1. Die Auslegung von Einzelarbeitsverträgen kann ergeben, daß eine als anwendbar bezeichnete bestimmte Betriebsvereinbarung zur Arbeitszeit nicht Inhalt des Arbeitsvertrages geworden ist, daß vielmehr die Betriebsvereinbarung zur Arbeitszeit nur in der jeweiligen Fassung gelten soll ohne Notwendigkeit der Änderung der Einzelarbeitsverträge bei Abschluß einer neuen Betriebsvereinbarung.

2. Durch die neue Betriebsvereinbarung kann die Arbeitszeitregelung jedenfalls dann verschlechtert werden, wenn sich die Änderung in den Grenzen von Recht und Billigkeit bewegt.
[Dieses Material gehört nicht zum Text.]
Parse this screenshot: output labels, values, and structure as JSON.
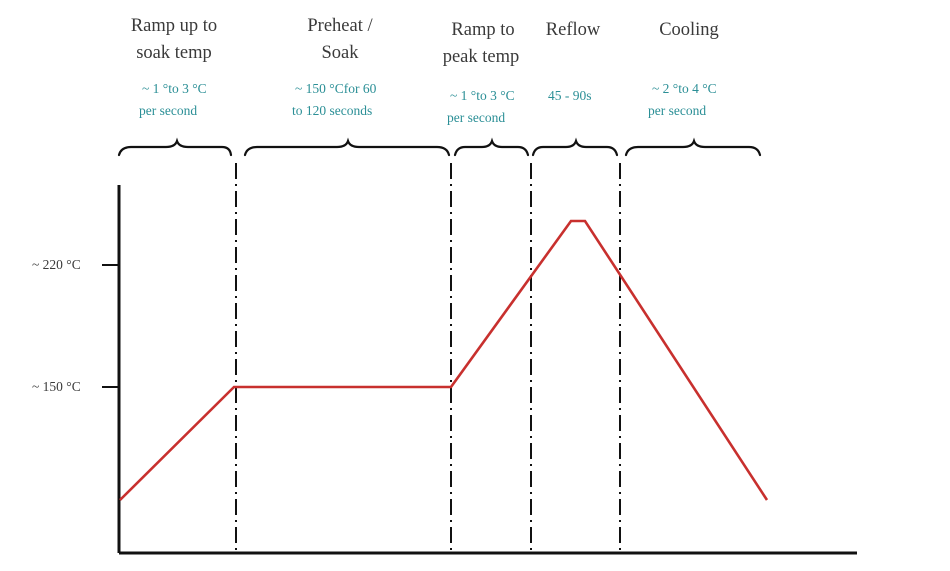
{
  "phases": [
    {
      "title_lines": [
        "Ramp up to",
        "soak temp"
      ],
      "note_lines": [
        "~ 1 °to 3  °C",
        "per second"
      ]
    },
    {
      "title_lines": [
        "Preheat /",
        "Soak"
      ],
      "note_lines": [
        "~ 150 °Cfor 60",
        "to 120 seconds"
      ]
    },
    {
      "title_lines": [
        "Ramp to",
        "peak temp"
      ],
      "note_lines": [
        "~ 1 °to 3  °C",
        "per second"
      ]
    },
    {
      "title_lines": [
        "Reflow"
      ],
      "note_lines": [
        "45 - 90s"
      ]
    },
    {
      "title_lines": [
        "Cooling"
      ],
      "note_lines": [
        "~ 2 °to 4  °C",
        "per second"
      ]
    }
  ],
  "y_ticks": [
    {
      "label": "~ 220 °C",
      "value": 220
    },
    {
      "label": "~ 150 °C",
      "value": 150
    }
  ],
  "colors": {
    "profile_line": "#c8302e",
    "note_text": "#2b8f96",
    "title_text": "#3a3a3a",
    "axes": "#111111"
  }
}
3. Es liegt dann kein Verstoß gegen zwingende Bestimmungen des Kündigungsschutzrechts (§ 2 KSchG) vor.

 

Normenkette

BGB §§ 133, 157; BetrVG § 77 Abs. 4 S. 1, Abs. 6; KSchG § 2

 

Verfahrensgang

ArbG Mönchengladbach (Urteil vom 21.12.1995; Aktenzeichen 4 Ca 1201/95)

 

Nachgehend

BAG (Urteil vom 21.01.1997; Aktenzeichen 1 AZR 572/96)

 

Tenor

Auf die Berufung des Beklagten wird dasUrteil des Arbeitsgerichts Mönchengladbach vom 21.12.1995 – 4 Ca 1201/95 – abgeändert

Die Klage wird abgewiesen.

Die Kosten des Rechtsstreits tragen die Kläger/die Klägerin zu je 1/7.
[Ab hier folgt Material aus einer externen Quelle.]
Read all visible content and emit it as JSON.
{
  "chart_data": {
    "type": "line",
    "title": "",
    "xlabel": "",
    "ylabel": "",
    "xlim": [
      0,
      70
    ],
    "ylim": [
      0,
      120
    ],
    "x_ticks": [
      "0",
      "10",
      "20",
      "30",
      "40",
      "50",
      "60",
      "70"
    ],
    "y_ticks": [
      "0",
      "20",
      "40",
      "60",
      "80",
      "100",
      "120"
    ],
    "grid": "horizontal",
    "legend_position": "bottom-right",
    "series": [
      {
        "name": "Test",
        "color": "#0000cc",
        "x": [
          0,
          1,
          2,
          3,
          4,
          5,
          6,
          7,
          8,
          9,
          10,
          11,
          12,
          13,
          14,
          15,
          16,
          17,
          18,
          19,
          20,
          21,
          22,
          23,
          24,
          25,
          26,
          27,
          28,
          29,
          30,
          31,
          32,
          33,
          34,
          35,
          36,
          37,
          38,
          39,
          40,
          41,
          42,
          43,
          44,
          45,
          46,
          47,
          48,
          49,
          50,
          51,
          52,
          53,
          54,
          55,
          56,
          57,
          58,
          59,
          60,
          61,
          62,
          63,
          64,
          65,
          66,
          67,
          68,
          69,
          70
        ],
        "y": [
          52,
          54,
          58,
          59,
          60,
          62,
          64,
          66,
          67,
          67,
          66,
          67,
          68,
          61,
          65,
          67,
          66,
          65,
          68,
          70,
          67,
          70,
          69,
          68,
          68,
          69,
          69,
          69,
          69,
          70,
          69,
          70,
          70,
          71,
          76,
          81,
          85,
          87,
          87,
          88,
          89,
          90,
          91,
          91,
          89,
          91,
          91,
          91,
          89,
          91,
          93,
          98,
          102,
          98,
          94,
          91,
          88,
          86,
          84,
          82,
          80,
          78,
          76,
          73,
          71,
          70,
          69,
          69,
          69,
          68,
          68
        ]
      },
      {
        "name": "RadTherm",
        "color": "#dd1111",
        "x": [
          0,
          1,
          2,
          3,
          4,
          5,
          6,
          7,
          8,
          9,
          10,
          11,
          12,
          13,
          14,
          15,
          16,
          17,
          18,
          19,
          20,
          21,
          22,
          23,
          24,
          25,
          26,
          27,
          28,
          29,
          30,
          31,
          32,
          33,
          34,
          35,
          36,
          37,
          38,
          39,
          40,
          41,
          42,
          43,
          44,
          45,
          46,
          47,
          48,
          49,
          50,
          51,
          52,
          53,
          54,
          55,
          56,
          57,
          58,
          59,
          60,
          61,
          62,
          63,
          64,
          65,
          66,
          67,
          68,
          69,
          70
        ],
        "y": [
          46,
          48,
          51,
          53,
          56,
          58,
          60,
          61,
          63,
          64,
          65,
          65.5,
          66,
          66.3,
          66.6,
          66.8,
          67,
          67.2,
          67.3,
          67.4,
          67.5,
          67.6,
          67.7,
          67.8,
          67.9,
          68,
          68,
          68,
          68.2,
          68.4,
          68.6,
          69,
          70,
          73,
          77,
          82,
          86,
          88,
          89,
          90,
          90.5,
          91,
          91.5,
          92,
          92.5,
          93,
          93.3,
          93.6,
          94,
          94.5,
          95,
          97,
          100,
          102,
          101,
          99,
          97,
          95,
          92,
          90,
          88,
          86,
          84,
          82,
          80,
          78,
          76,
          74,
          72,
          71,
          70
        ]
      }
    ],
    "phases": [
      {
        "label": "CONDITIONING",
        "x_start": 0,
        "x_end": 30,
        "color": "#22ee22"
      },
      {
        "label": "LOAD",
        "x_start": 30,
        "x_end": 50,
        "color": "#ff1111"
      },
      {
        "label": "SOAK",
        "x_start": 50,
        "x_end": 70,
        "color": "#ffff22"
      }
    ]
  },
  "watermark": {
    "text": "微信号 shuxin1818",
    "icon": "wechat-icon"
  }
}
Die Revision wird zugelassen.

 

Tatbestand

Der Kläger zu 1. war seit 1976, der Kläger zu 2. seit 1992, der Kläger zu 3. seit 1978, der Kläger zu 4. seit 1989, die Klägerin zu 5. seit 1979, der Kläger zu 6. seit 1979 und der Kläger zu 7. seit 1978 beim Rechtsvorgänger des Beklagten, dem A. N. e. V. in K., als Arbeitnehmer beschäftigt. Die Arbeitsverhältnisse sind mit Wirkung vom 01.01.1993 im Wege des Betriebsübergangs auf den Beklagten übergegangen. Die Kläger/in waren und sind als Sachbearbeiter in der sogenannten Pannenhilfezentrale bzw. „P. W.” tätig, diese „P. W.” wurde im Zusammenhang mit dem Betriebsübergang verlegt von K. nach D.

Grundlage der Zusammenarbeit zwischen den Parteien sind seit dem 01.08.1991 bzw. seit dem 01.04.1992 geltende schriftliche Arbeitsverträge, auf Arbeitgeberseite abgeschlossen durch den Rechtsvorgänger des Beklagten. In den gleichlautenden Arbeitsverträgen waren unter anderem folgende Regelungen enthalten:

„§ 2 – Beschäftigungsbedingungen

Der A. N. e. V. ist nicht an einen bestimmten Tarifvertrag gebunden. Er regelt seine Arbeitsverhältnisse einzelvertraglich in Anlehnung an bestehende Tarifverträge.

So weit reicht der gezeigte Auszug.